The footballers retained the Munster title and the hurlers won the provincial and All-Ireland crowns, proof in Power’s eyes that the dual experiment can work.

Across both seasons, five players finished as dual All-Ireland minor medallists, namely Bill Maher, Dylan Fitzell, Tom Kirwan, John McGrath, and Steven O’Brien.

With dual players still permitted last year, Tipp contested All-Ireland minor hurling and football finals but hurling boss Liam Cahill indicated that it was one code, but not both, this year. Tipp’s minor footballers crashed out of the Munster championship last week after losing their second game of the provincial campaign and the hurlers must beat Clare away from home next week to avoid elimination after suffering defeat to Waterford last weekend.

And Power, whose father Michael is Tipperary County Board treasurer, is dismayed by the fact that minor players were not permitted to represent the Premier County in both codes in 2016.

He reflected: “In the space of two seasons, 2011 and 2012, look at what the minor grade had achieved for this county.

“Last year, it came to the point where people were cribbing about two teams being in All-Ireland finals.

“Now we’re here, towards the end of April, and there’s a distinct possibility that the minor hurlers and footballers are going to be out of their respective championships so early this year.

“Why? There was unnecessary pressure put on these young fellas, there were young fellas playing down in Waterford (last weekend for the hurlers) who wanted to play football.

“Instead of leaving them play football, they actually piled more pressure on them by forcing them to pick hurling over football.

“What’s killing me is that Tipperary is a big enough county to compete in both hurling and football if they work together, not against each other.

“We should be proud of the fact that we can be so competitive in both. Look at all the teams that are only competing in one.
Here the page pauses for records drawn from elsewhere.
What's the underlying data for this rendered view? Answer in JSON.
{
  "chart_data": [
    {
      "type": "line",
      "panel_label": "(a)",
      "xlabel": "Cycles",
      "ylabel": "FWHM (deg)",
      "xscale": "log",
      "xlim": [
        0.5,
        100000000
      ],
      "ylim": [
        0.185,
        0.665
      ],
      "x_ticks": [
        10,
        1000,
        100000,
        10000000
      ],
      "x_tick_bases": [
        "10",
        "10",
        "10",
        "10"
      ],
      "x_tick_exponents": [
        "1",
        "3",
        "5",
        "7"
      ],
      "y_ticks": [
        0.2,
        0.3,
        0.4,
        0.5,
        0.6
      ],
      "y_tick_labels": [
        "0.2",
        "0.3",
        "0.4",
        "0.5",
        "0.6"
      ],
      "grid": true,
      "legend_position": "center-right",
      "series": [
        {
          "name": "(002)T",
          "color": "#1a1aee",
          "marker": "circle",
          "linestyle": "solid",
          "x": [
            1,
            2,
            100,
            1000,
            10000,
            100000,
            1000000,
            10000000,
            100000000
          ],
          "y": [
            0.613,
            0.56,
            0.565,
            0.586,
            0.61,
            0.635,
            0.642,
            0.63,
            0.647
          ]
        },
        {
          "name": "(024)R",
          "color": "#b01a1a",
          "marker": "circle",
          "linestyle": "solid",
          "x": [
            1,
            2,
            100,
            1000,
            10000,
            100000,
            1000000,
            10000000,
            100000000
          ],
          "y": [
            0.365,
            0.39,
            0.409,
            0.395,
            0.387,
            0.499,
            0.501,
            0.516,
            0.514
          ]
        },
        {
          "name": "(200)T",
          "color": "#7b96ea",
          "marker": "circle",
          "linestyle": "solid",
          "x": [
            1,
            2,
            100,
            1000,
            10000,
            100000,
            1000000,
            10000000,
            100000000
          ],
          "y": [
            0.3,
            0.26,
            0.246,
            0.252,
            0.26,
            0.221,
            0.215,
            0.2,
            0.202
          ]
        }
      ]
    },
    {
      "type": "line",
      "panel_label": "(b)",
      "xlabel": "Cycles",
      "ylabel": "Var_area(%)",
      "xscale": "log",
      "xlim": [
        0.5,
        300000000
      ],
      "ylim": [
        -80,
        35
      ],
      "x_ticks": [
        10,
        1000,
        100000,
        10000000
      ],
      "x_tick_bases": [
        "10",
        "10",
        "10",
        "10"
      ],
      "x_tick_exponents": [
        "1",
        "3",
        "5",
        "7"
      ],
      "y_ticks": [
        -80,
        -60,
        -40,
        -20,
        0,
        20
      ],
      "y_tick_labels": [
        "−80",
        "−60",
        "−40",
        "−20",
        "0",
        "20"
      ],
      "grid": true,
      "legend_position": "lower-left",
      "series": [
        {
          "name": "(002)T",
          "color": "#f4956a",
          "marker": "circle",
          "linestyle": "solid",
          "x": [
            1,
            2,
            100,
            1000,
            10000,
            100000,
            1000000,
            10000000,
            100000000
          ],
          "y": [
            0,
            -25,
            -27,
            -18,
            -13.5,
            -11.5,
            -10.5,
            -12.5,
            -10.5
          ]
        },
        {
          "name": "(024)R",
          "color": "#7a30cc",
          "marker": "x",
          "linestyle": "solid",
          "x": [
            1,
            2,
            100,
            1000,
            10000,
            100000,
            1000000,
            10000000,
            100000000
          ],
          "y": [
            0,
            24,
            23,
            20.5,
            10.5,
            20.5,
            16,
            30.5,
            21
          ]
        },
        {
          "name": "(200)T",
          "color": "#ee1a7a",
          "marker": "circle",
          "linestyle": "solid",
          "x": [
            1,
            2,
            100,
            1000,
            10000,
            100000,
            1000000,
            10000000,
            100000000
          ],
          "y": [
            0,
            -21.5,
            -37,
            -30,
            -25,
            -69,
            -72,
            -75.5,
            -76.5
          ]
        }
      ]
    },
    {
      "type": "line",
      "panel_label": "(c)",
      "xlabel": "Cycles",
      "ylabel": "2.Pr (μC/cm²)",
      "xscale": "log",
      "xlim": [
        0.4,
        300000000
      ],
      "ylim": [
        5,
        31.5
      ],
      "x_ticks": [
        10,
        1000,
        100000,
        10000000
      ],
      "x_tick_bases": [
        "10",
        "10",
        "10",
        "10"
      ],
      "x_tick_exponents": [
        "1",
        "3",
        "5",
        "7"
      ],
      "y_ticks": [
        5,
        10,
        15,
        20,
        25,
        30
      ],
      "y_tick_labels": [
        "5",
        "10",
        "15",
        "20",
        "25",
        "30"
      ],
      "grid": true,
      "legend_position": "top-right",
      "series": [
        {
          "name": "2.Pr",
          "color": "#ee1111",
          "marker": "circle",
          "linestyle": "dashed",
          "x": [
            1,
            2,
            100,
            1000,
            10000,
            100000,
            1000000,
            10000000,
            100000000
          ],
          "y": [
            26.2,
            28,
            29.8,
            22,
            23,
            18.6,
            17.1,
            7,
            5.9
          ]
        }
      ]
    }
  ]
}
Do we want something like what happened the Kilkenny minor footballers against Wexford?

“If we keep going down this track, that’s what’s going to happen.” Power, despite speaking out publicly on the dual situation, also insisted that the elephant in the room is underage coaching structures.

He insisted: “The coaching structures in our county are completely wrong.

“I firmly believe the dual issue isn’t the big, big problem in Tipperary, it’s actually the coaching structures.”